A prisão do presidente da Venezuela, Nicolás Maduro, e de sua esposa, Cilia Flores, na madrugada do sábado (3/1), durante uma operação conduzida pelos Estados Unidos, provocou um abalo sem precedentes no núcleo do chavismo e abriu uma disputa silenciosa pela sucessão do poder em Caracas.
Após mais de uma década de domínio absoluto, sem contestação interna relevante, a captura do principal herdeiro político de Hugo Chávez (1954–2013) rompeu o equilíbrio que sustentava a cúpula governista venezuelana. Com Maduro fora de cena, figuras históricas do regime emergem como pilares de sustentação e possíveis protagonistas do próximo capítulo político do país.
Delcy Rodríguez
Vice-presidente da Venezuela e ministra do Petróleo, Delcy Rodríguez assumiu interinamente a Presidência após a prisão de Maduro. Considerada uma das mulheres mais poderosas do regime, ela acumula funções estratégicas e possui forte atuação internacional.
Delcy iniciou sua trajetória política ainda no governo Chávez e consolidou poder durante a gestão de Maduro, passando por ministérios-chave como Comunicações, Economia e Relações Exteriores. Em 2017, presidiu a controversa Assembleia Nacional Constituinte.
Sancionada pela União Europeia e pelos Estados Unidos por violações de direitos humanos e ataques à democracia, Rodríguez também esteve no centro de crises diplomáticas, como o episódio conhecido como “Delcygate”, ocorrido em Madri, em 2020.
Diosdado Cabello
Apontado há anos como o “número dois” do chavismo, Diosdado Cabello mantém influência política e militar mesmo após a prisão de Maduro.

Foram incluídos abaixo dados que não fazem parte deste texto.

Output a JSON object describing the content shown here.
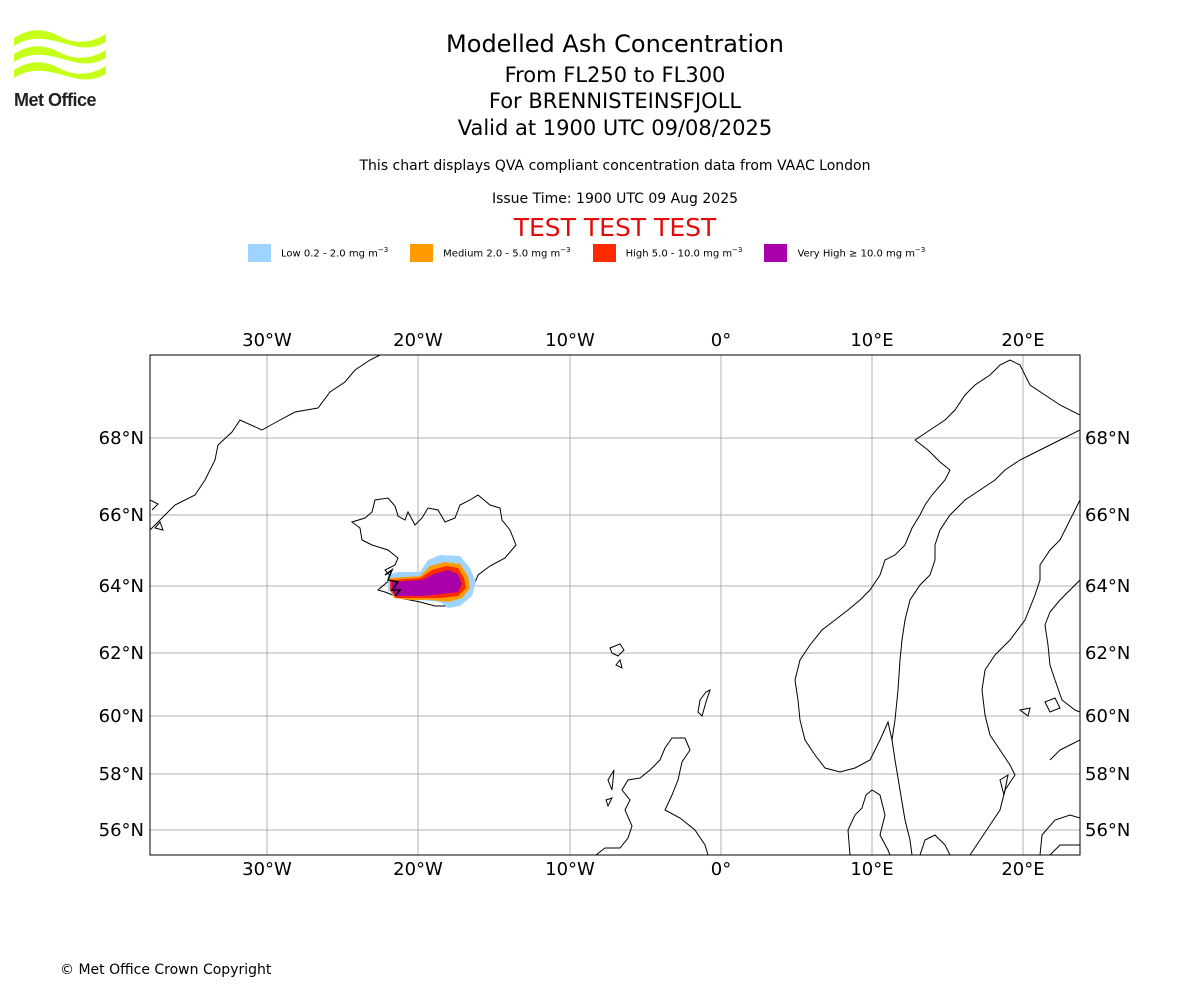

Ex-presidente da Assembleia Nacional e atual ministro do Interior e Justiça, Cabello é primeiro vice-presidente do partido governista PSUV.
Aliado histórico de Chávez, participou do golpe fracassado de 1992 e ocupou praticamente todos os cargos centrais do Estado venezuelano. Apesar das especulações sobre rivalidade com Maduro, Cabello sempre negou disputas internas.
Ele é alvo de sanções dos EUA, acusado de envolvimento com tráfico de drogas e corrupção. Em 2025, Washington elevou para US$ 25 milhões a recompensa por informações que levem à sua prisão.
Vladimir Padrino
No campo militar, o nome central é o do general Vladimir Padrino López, ministro da Defesa desde 2014. Com mais de uma década no cargo, ele se tornou o ministro da Defesa mais longevo da história venezuelana.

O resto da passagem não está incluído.